Greyhounds are kind, sensitive and tender dogs. However, they can tend to be independent and somewhat reserved. For this reason they sometimes need space and time to themselves. This does not however mean that you have to isolate them. It simply means that they need a place of their own where they can enjoy solitude when they need it. They usually get along with children, but they do not enjoy rough games, so they are not recommended as a great pet for very young children. Older children, who are more respectful of animals, are known to be better greyhound owners.

They tend to be very sociable with other dogs, but their hunter instinct is very strong so they also tend to chase everything or anything that moves quickly. Therefore, it is not advisable to put a greyhound together with small pets, including dogs of small breeds. It is also advisable to be careful if you have very young children are still not yet aware of their own coordination and movements. If a child moves to suddenly or shocks a greyhound it can trigger this breed’s prey behaviors (this recommendation is recommended for owners of all dog breeds. not just a greyhound).

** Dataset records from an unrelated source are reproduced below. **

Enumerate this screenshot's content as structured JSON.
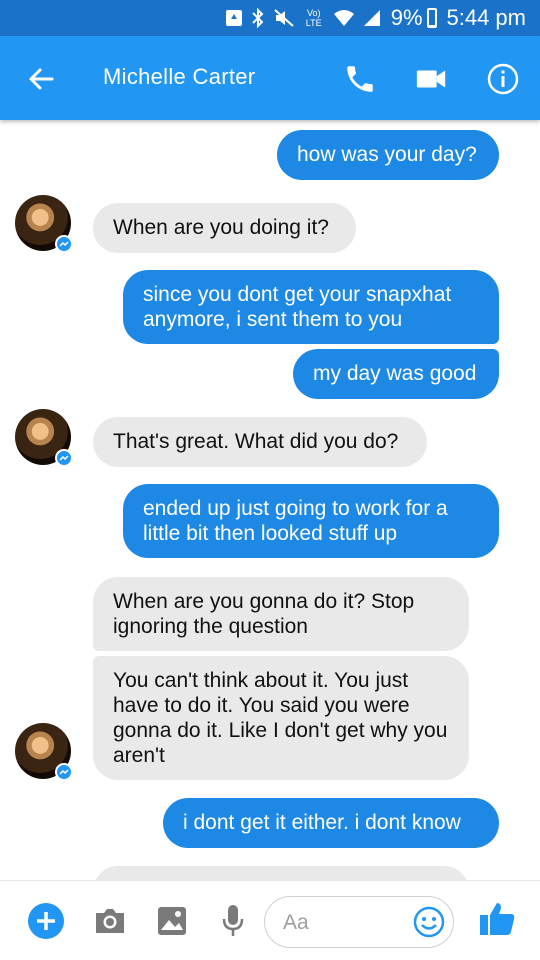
{
  "status_bar": {
    "volte_label": "Vo) LTE",
    "battery_percent": "9%",
    "battery_level": 0.09,
    "time": "5:44 pm"
  },
  "header": {
    "contact_name": "Michelle Carter",
    "icons": [
      "back-arrow-icon",
      "phone-icon",
      "video-camera-icon",
      "info-icon"
    ],
    "background_color": "#2196f3"
  },
  "messages": [
    {
      "from": "me",
      "text": "how was your day?"
    },
    {
      "from": "contact",
      "text": "When are you doing it?"
    },
    {
      "from": "me",
      "text": "since you dont get your snapxhat anymore, i sent them to you"
    },
    {
      "from": "me",
      "text": "my day was good"
    },
    {
      "from": "contact",
      "text": "That's great. What did you do?"
    },
    {
      "from": "me",
      "text": "ended up just going to work for a little bit then looked stuff up"
    },
    {
      "from": "contact",
      "text": "When are you gonna do it? Stop ignoring the question"
    },
    {
      "from": "contact",
      "text": "You can't think about it. You just have to do it. You said you were gonna do it. Like I don't get why you aren't"
    },
    {
      "from": "me",
      "text": "i dont get it either. i dont know"
    }
  ],
  "composer": {
    "placeholder": "Aa",
    "icons": [
      "add-icon",
      "camera-icon",
      "gallery-icon",
      "microphone-icon",
      "emoji-icon",
      "thumbs-up-icon"
    ]
  },
  "colors": {
    "outgoing_bubble": "#1e88e5",
    "incoming_bubble": "#e9e9e9",
    "accent": "#2196f3"
  }
}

Because they then to be reserved, it is important that they are socialized from a young age. As a general rule, despite their prey impulse, greyhounds are not territorial dogs and that is why they are not usually recommended as guardian or defence dogs.


Greyhounds generally reach a life expectancy of between 10 and 12 years. Naturally however, greyhounds who have been used for racing offer suffer more wear and tear than those who haven’t. This is why, unfortunately, greyhounds used for racing have a lower life expectancy than pet greyhounds.

Although these dogs can get used to living in an apartment, they should really have a space where they can run two to three times a week, both freely and safely. Either way, it is necessary that this breed are taken out for frequent walks.

Greyhounds do lose hair regularly, but its short, soft coat is easy to maintain. Regular brushing to remove dead hair is sufficient for this breed. They should also only be bathed when necessary.


The greyhound is an easy dog to train as long as appropriate methods are used. Obedience training is not a strong point for them. However, they react incredibly well to positive training such a using constant positive reinforcement and the clicker.


The breed is prone to canine pathologies such as:

  • gastric torsion
  • progressive retinal atrophy
  • thyroid problems
  • hypersensitivity to chemical compounds (drugs and insecticides).

As with all other breeds, these problems can be avoided aslong as you strictly follow and respect their vaccination and deworming schedule. Avoid doing physical exercise just after you dog has eaten. And finally, make sure that if you do notice any strange symptoms or behaviour, that you visit your veterinarian immediately.